You want to apply a custom math operation to every number in a list or array.
You have a function that works on single values but want to use it on whole arrays.
You want to avoid writing loops to process each element one by one.
You want to keep your code clean and easy to read when working with arrays.
Syntax
NumPy
vectorized_function = np.vectorize(your_function)
result = vectorized_function(array)

np.vectorize() takes your function and returns a new function that works on arrays.

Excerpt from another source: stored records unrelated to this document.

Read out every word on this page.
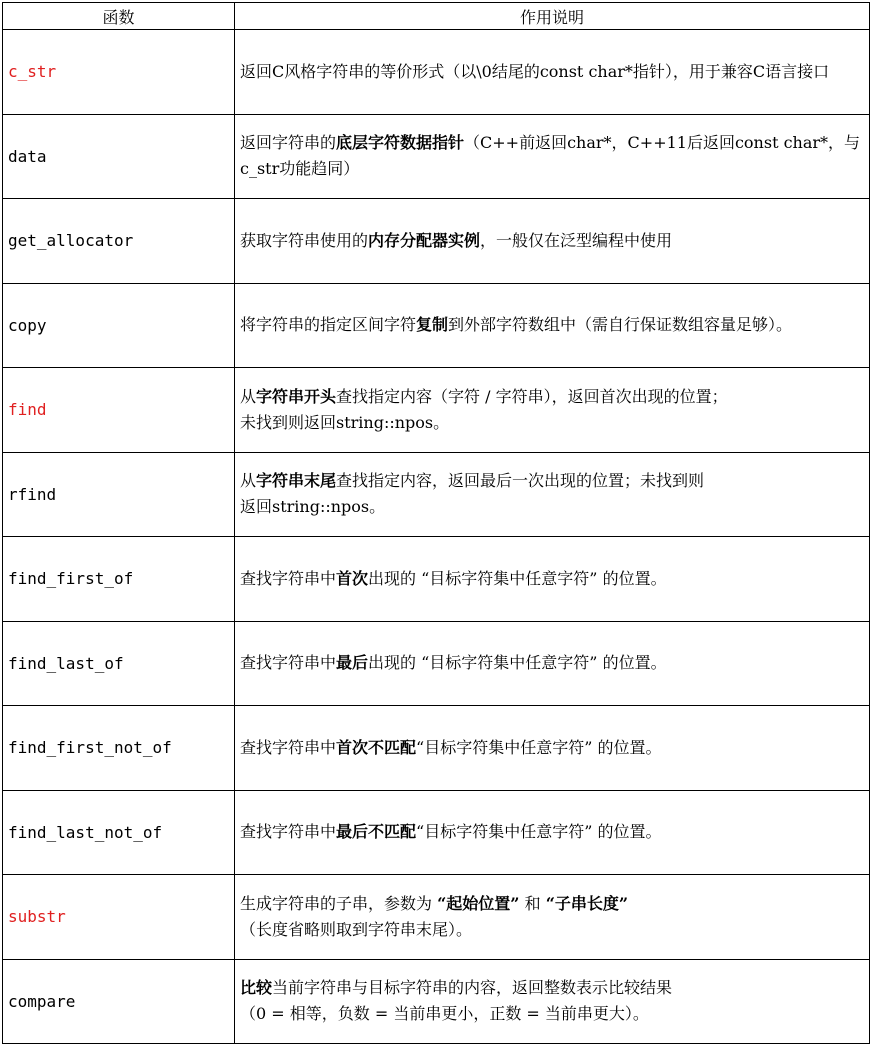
函数	作用说明
c_str	返回C风格字符串的等价形式（以\0结尾的const char*指针），用于兼容C语言接口

data	返回字符串的底层字符数据指针（C++前返回char*，C++11后返回const char*，与c_str功能趋同）

get_allocator	获取字符串使用的内存分配器实例，一般仅在泛型编程中使用

copy	将字符串的指定区间字符复制到外部字符数组中（需自行保证数组容量足够）。

find	从字符串开头查找指定内容（字符 / 字符串），返回首次出现的位置；
未找到则返回string::npos。

rfind	从字符串末尾查找指定内容，返回最后一次出现的位置；未找到则
返回string::npos。

find_first_of	查找字符串中首次出现的 “目标字符集中任意字符” 的位置。

find_last_of	查找字符串中最后出现的 “目标字符集中任意字符” 的位置。

find_first_not_of	查找字符串中首次不匹配“目标字符集中任意字符” 的位置。

find_last_not_of	查找字符串中最后不匹配“目标字符集中任意字符” 的位置。

substr	生成字符串的子串，参数为 “起始位置” 和 “子串长度”
（长度省略则取到字符串末尾）。

compare	比较当前字符串与目标字符串的内容，返回整数表示比较结果
（0 = 相等，负数 = 当前串更小，正数 = 当前串更大）。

The original function should work on single values.

Examples
This example squares each element in the array using a custom function.
NumPy
import numpy as np

def square(x):
    return x * x

vec_square = np.vectorize(square)
arr = np.array([1, 2, 3])
print(vec_square(arr))
This example checks if each number in the array is even.
NumPy
import numpy as np

def is_even(x):
    return x % 2 == 0

vec_is_even = np.vectorize(is_even)
arr = np.array([1, 2, 3, 4])
print(vec_is_even(arr))
Sample Program

This program adds a text prefix to each number in the array using a custom function and np.vectorize.

NumPy
import numpy as np

def add_prefix(num):
    return f"Num_{num}"

vec_add_prefix = np.vectorize(add_prefix)
arr = np.array([10, 20, 30])
result = vec_add_prefix(arr)
print(result)
OutputSuccess
Important Notes

np.vectorize() is not always faster than loops but makes code cleaner.

It works by calling your function on each element internally.

Use it when you want easy array operations with custom logic.

Summary

np.vectorize() turns a function for single values into one that works on arrays.

It helps avoid writing explicit loops over arrays.

Use it to apply custom functions element-wise on numpy arrays.